Llegó la tira y a mí me zamparon una máscara para que, al salir, no
me reconociera la gente y no me fuera a pasar nada.
Fuimos a parar al tambo todos los luchadores; toda la mara al
bote. Mi agresor era un muchacho como de unos dieciocho o veinte
años, aunque era grandote el pisado. Cuando los chontes nos llevaron
donde su jefe, que estaba sentado detrás de su escritorio, sin saludar
y con esa prepotencia de los desgraciados de ese tiempo, me preguntó:

—¿Qué pasó?
—Pues mire señor, le dije, ustedes al igual que nosotros, a mucha
gente le caemos mal; especialmente a la gente mala porque ustedes los
combaten y bla, bla, vaá. Y esa es mi situación. A mí, como rudo, la gente
no me quiere. Usted sabe que es mi trabajo igual que el suyo. Ustedes
apalean a alguien porque se lo merece, le dije. La gente los odia por eso.
Y a mí me odia porque cachimbeo a los técnicos. Eso fue lo que pasó con-
migo; yo estaba trabajando... porque para nosotros es un trabajo ése. Y
ese muchacho se encaramó al ring y me dio un golpe; mire.
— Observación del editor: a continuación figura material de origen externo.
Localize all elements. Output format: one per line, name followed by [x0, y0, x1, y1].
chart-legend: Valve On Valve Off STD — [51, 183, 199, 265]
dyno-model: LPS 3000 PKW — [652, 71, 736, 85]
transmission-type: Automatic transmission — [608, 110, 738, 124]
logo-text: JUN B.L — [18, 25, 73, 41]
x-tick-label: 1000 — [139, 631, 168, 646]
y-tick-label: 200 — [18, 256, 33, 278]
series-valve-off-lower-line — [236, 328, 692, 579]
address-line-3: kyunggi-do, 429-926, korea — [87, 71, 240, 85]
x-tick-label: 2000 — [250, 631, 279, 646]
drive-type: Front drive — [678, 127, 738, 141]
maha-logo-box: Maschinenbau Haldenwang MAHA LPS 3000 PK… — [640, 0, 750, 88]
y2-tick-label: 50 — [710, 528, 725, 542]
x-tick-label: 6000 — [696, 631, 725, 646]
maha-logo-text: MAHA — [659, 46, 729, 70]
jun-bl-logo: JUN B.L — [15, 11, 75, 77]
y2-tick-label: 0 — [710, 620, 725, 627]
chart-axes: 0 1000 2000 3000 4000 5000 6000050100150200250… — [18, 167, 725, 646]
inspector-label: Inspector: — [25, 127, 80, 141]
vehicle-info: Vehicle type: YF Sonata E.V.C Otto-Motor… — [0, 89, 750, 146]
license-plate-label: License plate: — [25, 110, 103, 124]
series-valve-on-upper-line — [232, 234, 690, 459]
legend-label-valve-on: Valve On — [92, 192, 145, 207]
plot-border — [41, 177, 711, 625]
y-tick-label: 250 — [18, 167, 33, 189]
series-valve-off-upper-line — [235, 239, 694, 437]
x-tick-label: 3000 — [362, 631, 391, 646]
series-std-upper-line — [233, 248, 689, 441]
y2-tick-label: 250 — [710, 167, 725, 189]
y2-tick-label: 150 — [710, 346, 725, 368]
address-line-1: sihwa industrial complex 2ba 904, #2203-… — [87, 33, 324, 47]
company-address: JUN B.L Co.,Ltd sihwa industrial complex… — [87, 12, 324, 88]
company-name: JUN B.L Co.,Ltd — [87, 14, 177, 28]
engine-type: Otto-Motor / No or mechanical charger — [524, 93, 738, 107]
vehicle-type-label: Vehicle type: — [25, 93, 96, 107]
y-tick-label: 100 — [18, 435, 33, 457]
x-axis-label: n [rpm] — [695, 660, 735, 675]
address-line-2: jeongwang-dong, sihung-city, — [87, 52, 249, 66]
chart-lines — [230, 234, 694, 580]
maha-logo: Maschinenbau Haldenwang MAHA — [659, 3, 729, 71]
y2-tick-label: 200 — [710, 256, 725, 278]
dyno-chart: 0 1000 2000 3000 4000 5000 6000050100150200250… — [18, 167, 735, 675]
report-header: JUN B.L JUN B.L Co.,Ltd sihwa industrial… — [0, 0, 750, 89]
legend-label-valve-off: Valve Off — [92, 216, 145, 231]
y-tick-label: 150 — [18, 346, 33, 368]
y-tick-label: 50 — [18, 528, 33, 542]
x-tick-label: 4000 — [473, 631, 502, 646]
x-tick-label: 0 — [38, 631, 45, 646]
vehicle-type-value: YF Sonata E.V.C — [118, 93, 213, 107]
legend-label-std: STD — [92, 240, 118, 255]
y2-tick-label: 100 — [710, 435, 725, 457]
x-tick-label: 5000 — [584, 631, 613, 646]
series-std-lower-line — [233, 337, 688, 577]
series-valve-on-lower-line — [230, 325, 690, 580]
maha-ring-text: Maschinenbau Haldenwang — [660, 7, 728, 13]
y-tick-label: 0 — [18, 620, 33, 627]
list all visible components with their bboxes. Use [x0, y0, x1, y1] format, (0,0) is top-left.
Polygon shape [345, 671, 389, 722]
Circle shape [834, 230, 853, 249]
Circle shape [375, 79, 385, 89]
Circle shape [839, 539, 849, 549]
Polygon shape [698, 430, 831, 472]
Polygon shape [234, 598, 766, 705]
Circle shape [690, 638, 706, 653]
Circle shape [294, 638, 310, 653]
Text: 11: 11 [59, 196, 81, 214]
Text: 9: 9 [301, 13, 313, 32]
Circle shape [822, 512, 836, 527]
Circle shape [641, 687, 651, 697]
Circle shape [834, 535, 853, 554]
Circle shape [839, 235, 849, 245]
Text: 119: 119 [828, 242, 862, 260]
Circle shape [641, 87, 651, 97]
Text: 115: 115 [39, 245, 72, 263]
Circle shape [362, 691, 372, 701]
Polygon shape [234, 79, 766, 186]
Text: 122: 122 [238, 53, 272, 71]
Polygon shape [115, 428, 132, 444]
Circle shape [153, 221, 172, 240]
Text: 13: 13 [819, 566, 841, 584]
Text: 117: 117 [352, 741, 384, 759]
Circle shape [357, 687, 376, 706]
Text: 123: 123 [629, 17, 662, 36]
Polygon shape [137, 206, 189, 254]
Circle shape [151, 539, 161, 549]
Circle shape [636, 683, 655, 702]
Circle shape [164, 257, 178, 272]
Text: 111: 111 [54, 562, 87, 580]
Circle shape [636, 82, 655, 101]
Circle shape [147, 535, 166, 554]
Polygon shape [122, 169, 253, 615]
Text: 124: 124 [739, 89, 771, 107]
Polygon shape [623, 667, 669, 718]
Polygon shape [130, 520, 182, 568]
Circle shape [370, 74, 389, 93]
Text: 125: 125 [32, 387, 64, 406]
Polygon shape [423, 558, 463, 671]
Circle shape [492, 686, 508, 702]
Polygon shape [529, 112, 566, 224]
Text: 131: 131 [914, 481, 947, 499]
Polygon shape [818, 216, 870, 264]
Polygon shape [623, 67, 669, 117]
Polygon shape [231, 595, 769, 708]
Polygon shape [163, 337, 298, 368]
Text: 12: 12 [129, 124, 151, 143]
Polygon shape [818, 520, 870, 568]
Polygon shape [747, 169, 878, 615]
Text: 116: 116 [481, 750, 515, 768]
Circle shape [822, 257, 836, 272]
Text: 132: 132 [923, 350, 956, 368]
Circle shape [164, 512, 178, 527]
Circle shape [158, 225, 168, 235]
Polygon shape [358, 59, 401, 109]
Y le enseñé el ojo todo puzpo.


—¡Ahh, bueno!
Entonces llamaron al chavo que yo había cachimbeado y, como ya
lo había visto el médico, iba vendado. El forense le detectó tres que-
braduras en la nariz. Recuerdo a Huracán Ramírez, con su máscara;
se me quedaba viendo incrédulo de lo que había pasado.
—Pinche bigotudo, por tu culpa estamos aquí presos —me dijo.
Porque según él, todos íbamos a pasar la noche allí, verdá. Total, me
interrogó el jefe de los tiras. Y luego hizo lo mismo con el que cachimbeé.
—Vamos a ver, usté, por qué fue a la lucha, cuénteme.
—Ah, pues, fíjese jefe, yo iba pasando por allí; iba pasando por allí
y miré en la cartelera que esos payasos iban a luchar y entré...
—Ah, entonces payasada te hicieron allí —le dijo.
—No, ese si me pegó de a verdá.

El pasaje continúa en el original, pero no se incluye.